Pick up where you left off

Whenever you stop playing a song on HomePod it’s not actually off, it’s just paused. So when you want to start playing music again, just say, “Hey Siri, play,” and it will begin playing from the point where you stopped it last time.

Find out what’s playing on the radio

When you ask Siri the name of the song that’s playing, it will tell you, as well as the artists, album, release date, and lots of other information about it. However, when you ask it to identify a song that’s playing on another source, it’ll tell you that it’s only able to ID songs that it’s playing.
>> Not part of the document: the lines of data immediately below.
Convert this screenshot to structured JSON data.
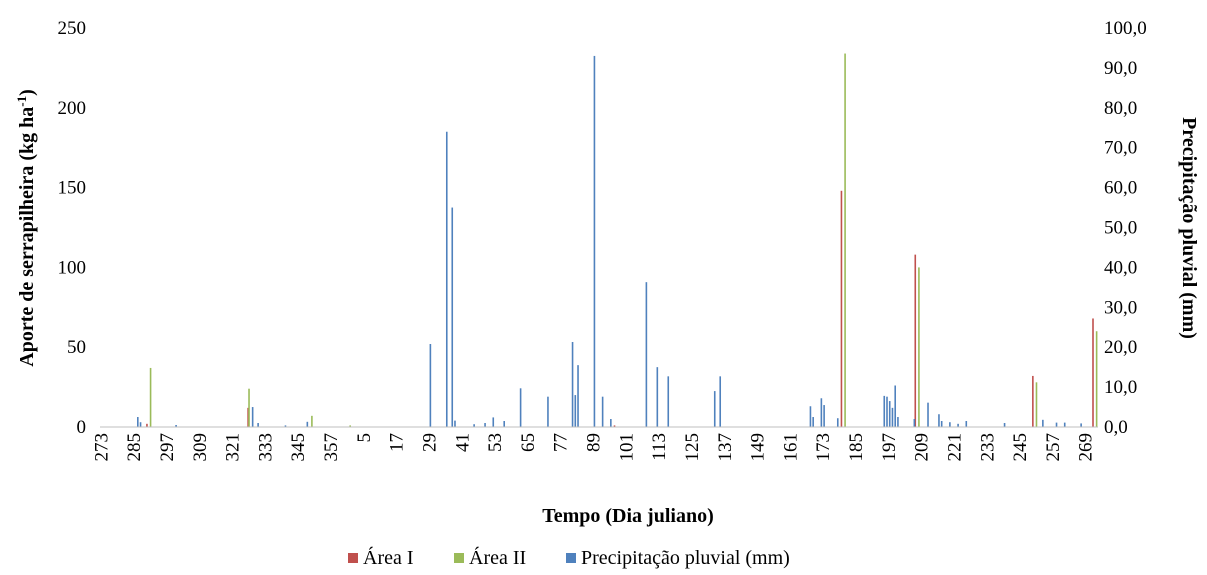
{
  "chart_data": {
    "type": "bar",
    "xlabel": "Tempo (Dia juliano)",
    "ylabel_left_main": "Aporte de serrapilheira (kg ha",
    "ylabel_left_sup": "-1",
    "ylabel_left_close": ")",
    "ylabel_right": "Precipitação pluvial (mm)",
    "ylim_left": [
      0,
      250
    ],
    "ylim_right": [
      0,
      100
    ],
    "y_ticks_left": [
      "0",
      "50",
      "100",
      "150",
      "200",
      "250"
    ],
    "y_ticks_right": [
      "0,0",
      "10,0",
      "20,0",
      "30,0",
      "40,0",
      "50,0",
      "60,0",
      "70,0",
      "80,0",
      "90,0",
      "100,0"
    ],
    "x_ticks": [
      "273",
      "285",
      "297",
      "309",
      "321",
      "333",
      "345",
      "357",
      "5",
      "17",
      "29",
      "41",
      "53",
      "65",
      "77",
      "89",
      "101",
      "113",
      "125",
      "137",
      "149",
      "161",
      "173",
      "185",
      "197",
      "209",
      "221",
      "233",
      "245",
      "257",
      "269"
    ],
    "x_index_range": [
      0,
      365
    ],
    "legend_position": "bottom",
    "series": [
      {
        "name": "Área I",
        "color": "#c0504d",
        "axis": "left",
        "points": [
          {
            "x": 17,
            "y": 2
          },
          {
            "x": 54,
            "y": 12
          },
          {
            "x": 188,
            "y": 1
          },
          {
            "x": 271,
            "y": 148
          },
          {
            "x": 298,
            "y": 108
          },
          {
            "x": 341,
            "y": 32
          },
          {
            "x": 363,
            "y": 68
          }
        ]
      },
      {
        "name": "Área II",
        "color": "#9bbb59",
        "axis": "left",
        "points": [
          {
            "x": 18,
            "y": 37
          },
          {
            "x": 54,
            "y": 24
          },
          {
            "x": 77,
            "y": 7
          },
          {
            "x": 91,
            "y": 1
          },
          {
            "x": 272,
            "y": 234
          },
          {
            "x": 299,
            "y": 100
          },
          {
            "x": 342,
            "y": 28
          },
          {
            "x": 364,
            "y": 60
          }
        ]
      },
      {
        "name": "Precipitação pluvial (mm)",
        "color": "#4f81bd",
        "axis": "right",
        "points": [
          {
            "x": 13,
            "y": 2.5
          },
          {
            "x": 14,
            "y": 1.2
          },
          {
            "x": 27,
            "y": 0.5
          },
          {
            "x": 55,
            "y": 5
          },
          {
            "x": 57,
            "y": 1.0
          },
          {
            "x": 67,
            "y": 0.4
          },
          {
            "x": 75,
            "y": 1.3
          },
          {
            "x": 120,
            "y": 20.8
          },
          {
            "x": 126,
            "y": 74
          },
          {
            "x": 128,
            "y": 55
          },
          {
            "x": 129,
            "y": 1.6
          },
          {
            "x": 136,
            "y": 0.7
          },
          {
            "x": 140,
            "y": 1.0
          },
          {
            "x": 143,
            "y": 2.4
          },
          {
            "x": 147,
            "y": 1.5
          },
          {
            "x": 153,
            "y": 9.7
          },
          {
            "x": 163,
            "y": 7.6
          },
          {
            "x": 172,
            "y": 21.3
          },
          {
            "x": 173,
            "y": 8.0
          },
          {
            "x": 174,
            "y": 15.5
          },
          {
            "x": 180,
            "y": 93.0
          },
          {
            "x": 183,
            "y": 7.6
          },
          {
            "x": 186,
            "y": 2.0
          },
          {
            "x": 199,
            "y": 36.3
          },
          {
            "x": 203,
            "y": 15.0
          },
          {
            "x": 207,
            "y": 12.7
          },
          {
            "x": 224,
            "y": 9.0
          },
          {
            "x": 226,
            "y": 12.7
          },
          {
            "x": 259,
            "y": 5.2
          },
          {
            "x": 260,
            "y": 2.5
          },
          {
            "x": 263,
            "y": 7.2
          },
          {
            "x": 264,
            "y": 5.5
          },
          {
            "x": 269,
            "y": 2.2
          },
          {
            "x": 286,
            "y": 7.8
          },
          {
            "x": 287,
            "y": 7.6
          },
          {
            "x": 288,
            "y": 6.5
          },
          {
            "x": 289,
            "y": 4.8
          },
          {
            "x": 290,
            "y": 10.4
          },
          {
            "x": 291,
            "y": 2.5
          },
          {
            "x": 297,
            "y": 2.0
          },
          {
            "x": 302,
            "y": 6.1
          },
          {
            "x": 306,
            "y": 3.2
          },
          {
            "x": 307,
            "y": 1.5
          },
          {
            "x": 310,
            "y": 1.2
          },
          {
            "x": 313,
            "y": 0.8
          },
          {
            "x": 316,
            "y": 1.5
          },
          {
            "x": 330,
            "y": 1.0
          },
          {
            "x": 344,
            "y": 1.8
          },
          {
            "x": 349,
            "y": 1.1
          },
          {
            "x": 352,
            "y": 1.1
          },
          {
            "x": 358,
            "y": 0.9
          }
        ]
      }
    ]
  }
}
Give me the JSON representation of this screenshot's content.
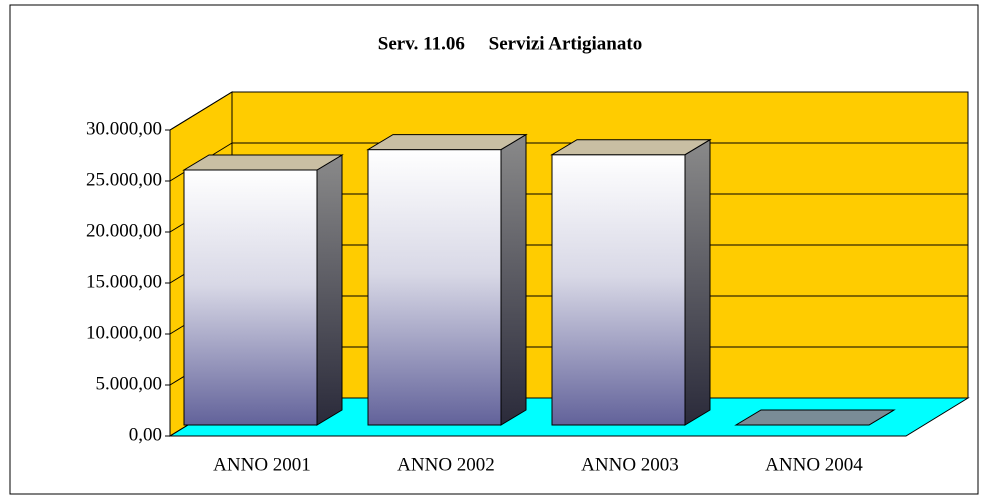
{
  "chart_data": {
    "type": "bar3d",
    "title": "Serv. 11.06     Servizi Artigianato",
    "categories": [
      "ANNO 2001",
      "ANNO 2002",
      "ANNO 2003",
      "ANNO 2004"
    ],
    "values": [
      25000,
      27000,
      26500,
      0
    ],
    "ylim": [
      0,
      30000
    ],
    "yticks": [
      {
        "value": 0,
        "label": "0,00"
      },
      {
        "value": 5000,
        "label": "5.000,00"
      },
      {
        "value": 10000,
        "label": "10.000,00"
      },
      {
        "value": 15000,
        "label": "15.000,00"
      },
      {
        "value": 20000,
        "label": "20.000,00"
      },
      {
        "value": 25000,
        "label": "25.000,00"
      },
      {
        "value": 30000,
        "label": "30.000,00"
      }
    ],
    "grid": true,
    "wall_color": "#ffcc00",
    "floor_color": "#00ffff"
  }
}
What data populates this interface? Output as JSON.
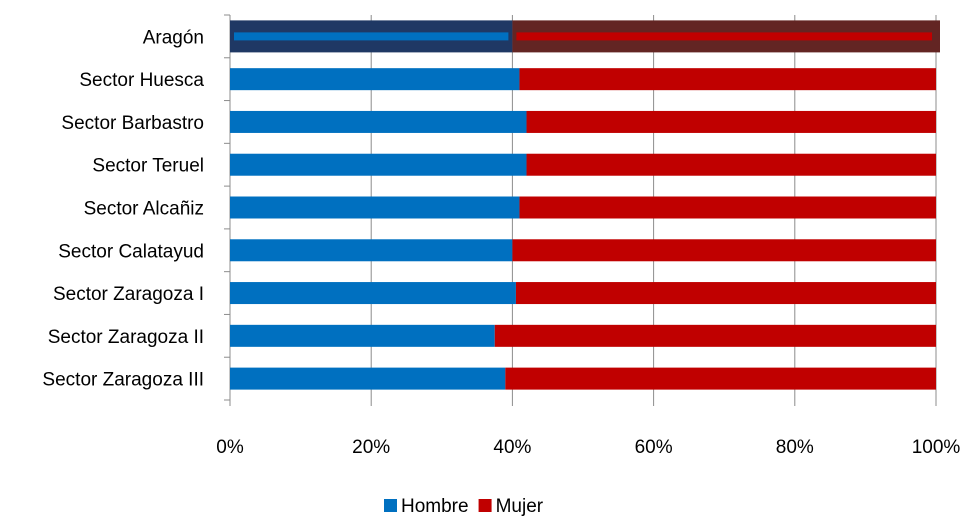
{
  "chart_data": {
    "type": "bar",
    "orientation": "horizontal",
    "stacked": "percent",
    "categories": [
      "Aragón",
      "Sector Huesca",
      "Sector Barbastro",
      "Sector Teruel",
      "Sector Alcañiz",
      "Sector Calatayud",
      "Sector Zaragoza I",
      "Sector Zaragoza II",
      "Sector Zaragoza III"
    ],
    "series": [
      {
        "name": "Hombre",
        "color": "#0070C0",
        "values": [
          40,
          41,
          42,
          42,
          41,
          40,
          40.5,
          37.5,
          39
        ]
      },
      {
        "name": "Mujer",
        "color": "#C00000",
        "values": [
          60,
          59,
          58,
          58,
          59,
          60,
          59.5,
          62.5,
          61
        ]
      }
    ],
    "highlighted_category": "Aragón",
    "highlight_colors": {
      "Hombre": "#1F3864",
      "Mujer": "#632523"
    },
    "xlim": [
      0,
      100
    ],
    "xticks": [
      "0%",
      "20%",
      "40%",
      "60%",
      "80%",
      "100%"
    ],
    "grid": true,
    "legend": "bottom",
    "title": "",
    "xlabel": "",
    "ylabel": ""
  }
}
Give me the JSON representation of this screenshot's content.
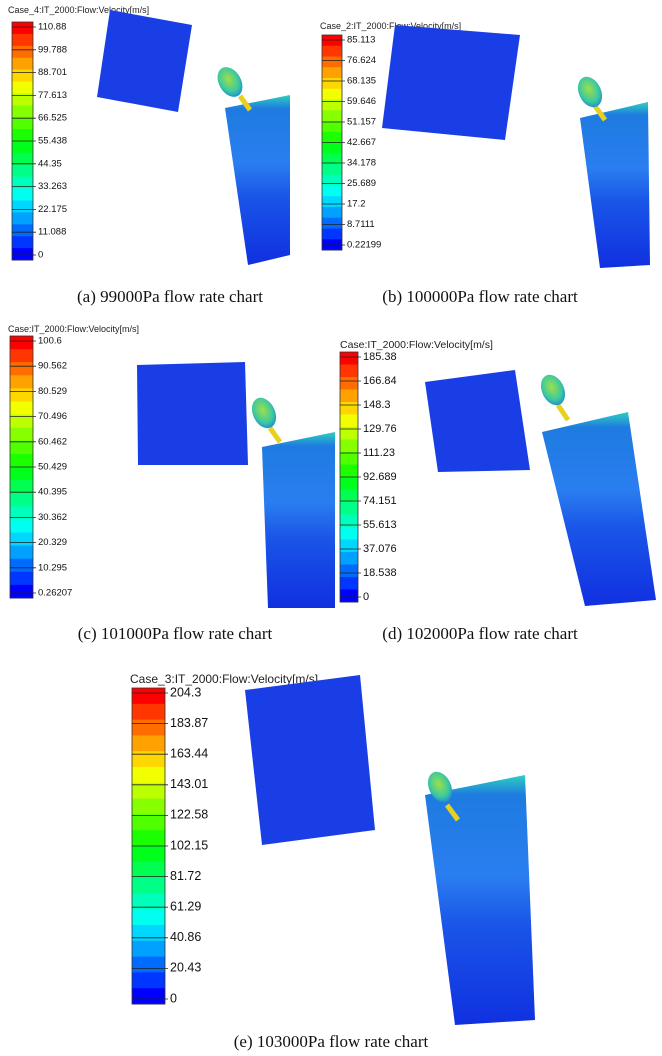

That’s not entirely true. Instead of asking, “Hey Siri, what song is this,” say, “Hey Siri, Shazam this,” and it will listen to whatever’s playing and tell you the name of the tune.

Add a tone to Siri

Flip the Sound when using Siri toggle green and you’ll hear a tone to let you know Siri is listening.

Siri on HomePod is remarkable good at hearing commands, but if you want to know that Siri has responded, you can add an audible tone just like on your iPhone. Inside the Home app there’s a toggle for “Sound when using Siri,” which will play a bass note when it starts listening.